32. Identify the value of the TEST STATISTIC used in a hypothesis test of the following claim and sample data: Claim: "The average annual household income in Warren County is $\$ 47,500$." A random sample of 86 households from this county is obtained, and they have an average annual income of $\$ 48,061$ with a standard deviation of $\$ 2,351$. Test the claim at the 0.02 significance level. a. 2.374 b. 2.213 c. 0.239 d. 2.33

Step 1 ：We are given the following values: sample mean (\(\bar{X}\)) is \$48,061, population mean (\(\mu\)) is \$47,500, standard deviation (\(\sigma\)) is \$2,351, and sample size (\(n\)) is 86.

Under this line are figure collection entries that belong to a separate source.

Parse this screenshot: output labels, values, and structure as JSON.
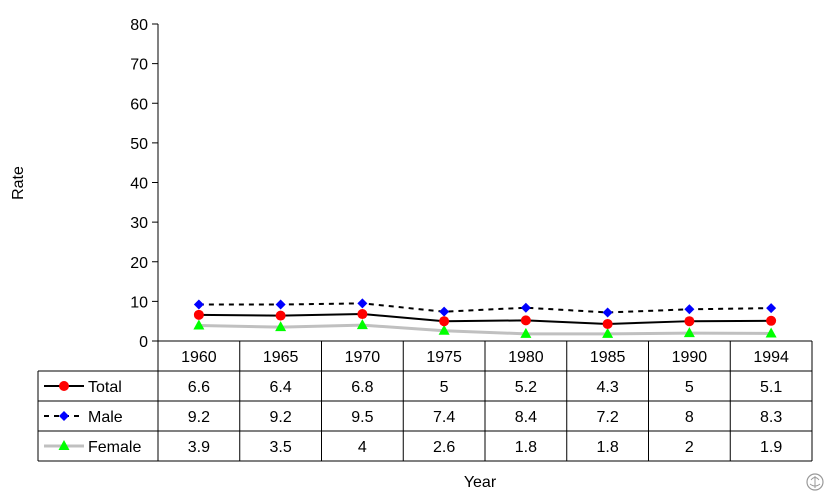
{
  "chart_data": {
    "type": "line",
    "title": "",
    "xlabel": "Year",
    "ylabel": "Rate",
    "ylim": [
      0,
      80
    ],
    "yticks": [
      0,
      10,
      20,
      30,
      40,
      50,
      60,
      70,
      80
    ],
    "categories": [
      "1960",
      "1965",
      "1970",
      "1975",
      "1980",
      "1985",
      "1990",
      "1994"
    ],
    "grid": false,
    "legend": "data-table-left",
    "series": [
      {
        "name": "Total",
        "values": [
          6.6,
          6.4,
          6.8,
          5,
          5.2,
          4.3,
          5,
          5.1
        ],
        "color": "#000000",
        "marker_color": "#ff0000",
        "marker": "circle",
        "line_style": "solid"
      },
      {
        "name": "Male",
        "values": [
          9.2,
          9.2,
          9.5,
          7.4,
          8.4,
          7.2,
          8,
          8.3
        ],
        "color": "#000000",
        "marker_color": "#0000ff",
        "marker": "diamond",
        "line_style": "dashed"
      },
      {
        "name": "Female",
        "values": [
          3.9,
          3.5,
          4,
          2.6,
          1.8,
          1.8,
          2,
          1.9
        ],
        "color": "#c0c0c0",
        "marker_color": "#00ff00",
        "marker": "triangle",
        "line_style": "solid"
      }
    ]
  }
}
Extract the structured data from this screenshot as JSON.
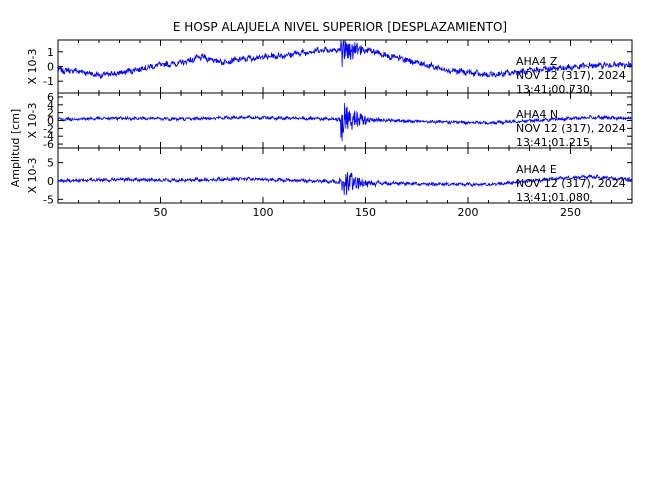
{
  "chart_data": {
    "type": "line",
    "title": "E HOSP ALAJUELA NIVEL SUPERIOR [DESPLAZAMIENTO]",
    "ylabel": "Amplitud [cm]",
    "xlim": [
      0,
      280
    ],
    "x_ticks": [
      50,
      100,
      150,
      200,
      250
    ],
    "line_color": "#0000ff",
    "event_x": 138,
    "panels": [
      {
        "name": "Z",
        "scale_label": "X 10-3",
        "ylim": [
          -1.8,
          1.8
        ],
        "y_ticks": [
          -1,
          0,
          1
        ],
        "station_label": "AHA4   Z",
        "date_label": "NOV 12 (317), 2024",
        "time_label": "13:41:00.730",
        "trace_keypoints": [
          [
            0,
            -0.25
          ],
          [
            10,
            -0.3
          ],
          [
            20,
            -0.6
          ],
          [
            30,
            -0.45
          ],
          [
            40,
            -0.15
          ],
          [
            50,
            0.1
          ],
          [
            60,
            0.25
          ],
          [
            70,
            0.65
          ],
          [
            80,
            0.3
          ],
          [
            90,
            0.5
          ],
          [
            100,
            0.65
          ],
          [
            110,
            0.75
          ],
          [
            120,
            0.95
          ],
          [
            130,
            1.15
          ],
          [
            138,
            1.1
          ],
          [
            150,
            1.15
          ],
          [
            160,
            0.75
          ],
          [
            170,
            0.45
          ],
          [
            180,
            0.1
          ],
          [
            190,
            -0.25
          ],
          [
            200,
            -0.4
          ],
          [
            210,
            -0.6
          ],
          [
            220,
            -0.45
          ],
          [
            230,
            -0.3
          ],
          [
            240,
            -0.15
          ],
          [
            250,
            -0.05
          ],
          [
            260,
            0.05
          ],
          [
            270,
            0.1
          ],
          [
            280,
            0.1
          ]
        ],
        "noise": 0.18,
        "burst_amp": 1.2
      },
      {
        "name": "N",
        "scale_label": "X 10-3",
        "ylim": [
          -7,
          7
        ],
        "y_ticks": [
          -6,
          -4,
          -2,
          0,
          2,
          4,
          6
        ],
        "station_label": "AHA4   N",
        "date_label": "NOV 12 (317), 2024",
        "time_label": "13:41:01.215",
        "trace_keypoints": [
          [
            0,
            0.3
          ],
          [
            30,
            0.6
          ],
          [
            60,
            0.4
          ],
          [
            90,
            0.8
          ],
          [
            120,
            0.5
          ],
          [
            150,
            0.2
          ],
          [
            180,
            -0.3
          ],
          [
            210,
            -0.6
          ],
          [
            240,
            0.2
          ],
          [
            260,
            0.8
          ],
          [
            280,
            0.5
          ]
        ],
        "noise": 0.35,
        "burst_amp": 6.5
      },
      {
        "name": "E",
        "scale_label": "X 10-3",
        "ylim": [
          -6,
          9
        ],
        "y_ticks": [
          -5,
          0,
          5
        ],
        "station_label": "AHA4   E",
        "date_label": "NOV 12 (317), 2024",
        "time_label": "13:41:01.080",
        "trace_keypoints": [
          [
            0,
            0.1
          ],
          [
            30,
            0.4
          ],
          [
            60,
            0.2
          ],
          [
            90,
            0.6
          ],
          [
            120,
            0.1
          ],
          [
            150,
            -0.5
          ],
          [
            180,
            -0.8
          ],
          [
            210,
            -1.0
          ],
          [
            240,
            0.5
          ],
          [
            260,
            1.2
          ],
          [
            280,
            0.4
          ]
        ],
        "noise": 0.4,
        "burst_amp": 5.5
      }
    ]
  }
}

Step 2 ：We are asked to find the test statistic (\(Z\)) used in a hypothesis test. The formula for the test statistic in a hypothesis test for a population mean is \(Z = \frac{\bar{X} - \mu}{\sigma / \sqrt{n}}\).

Step 3 ：Substitute the given values into the formula: \(Z = \frac{48061 - 47500}{2351 / \sqrt{86}}\).

Step 4 ：Solving the above expression, we find that \(Z = 2.213\).

Step 5 ：Final Answer: The value of the test statistic used in the hypothesis test is \(\boxed{2.213}\).